Keeping in view the interpretative tools required to be used in a case of this nature, we are of the opinion, despite the fact that the respondents had been earning some money, the same would not disentitle them to take part in the selection process for grant of a license in terms of the order.
The advertisement in question keeping in view the text and context in which it was issued clearly go to show that for the purpose of applying for grant of a liquor shop, the respondents were qualified having been continuing to be registered in the Employment Exchange and having been granted a certificate in that behalf by the person specified in the advertisement.

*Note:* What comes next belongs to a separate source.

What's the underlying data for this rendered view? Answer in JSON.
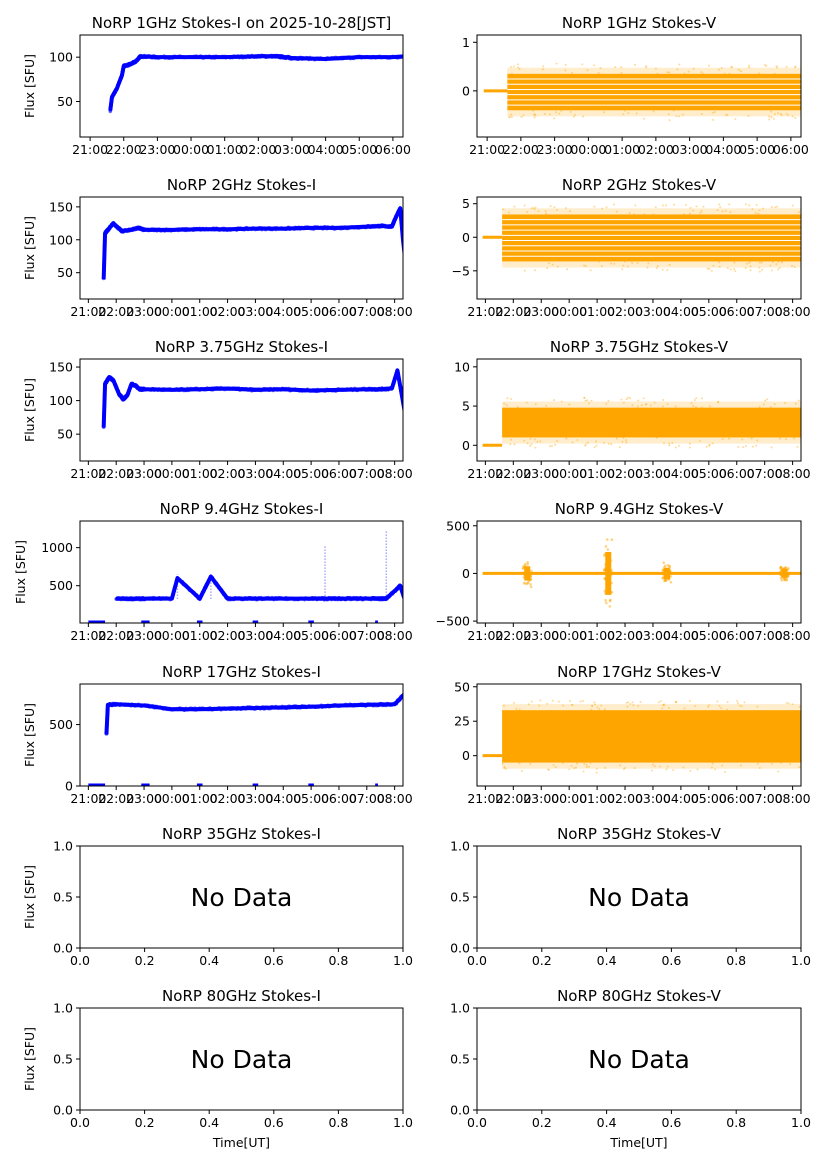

It is not a case where the word `unemployed’ should be given a literal or even the dictionary meaning. In our view, it is required to be given a purposive meaning; a meaning which is capable of being translated in the action, a meaning which would not lead to an anomaly or absurdity; a meaning which satisfies the text and context in which the word has been used.
23. Furthermore, the appellant No. 1 applied for and was granted the similar certificate. It is, therefore, too late in the day for him to contend now that the provisions relating to grant of certificate being devoid of any guideline or objective criteria should be declared ultra vires.
In any event, even otherwise, the validity and/or legality of the said Order has not been challenged.
24. For the reasons aforementioned, the appeals are dismissed. In the facts and circumstances of the case, however, there shall be no order as to costs.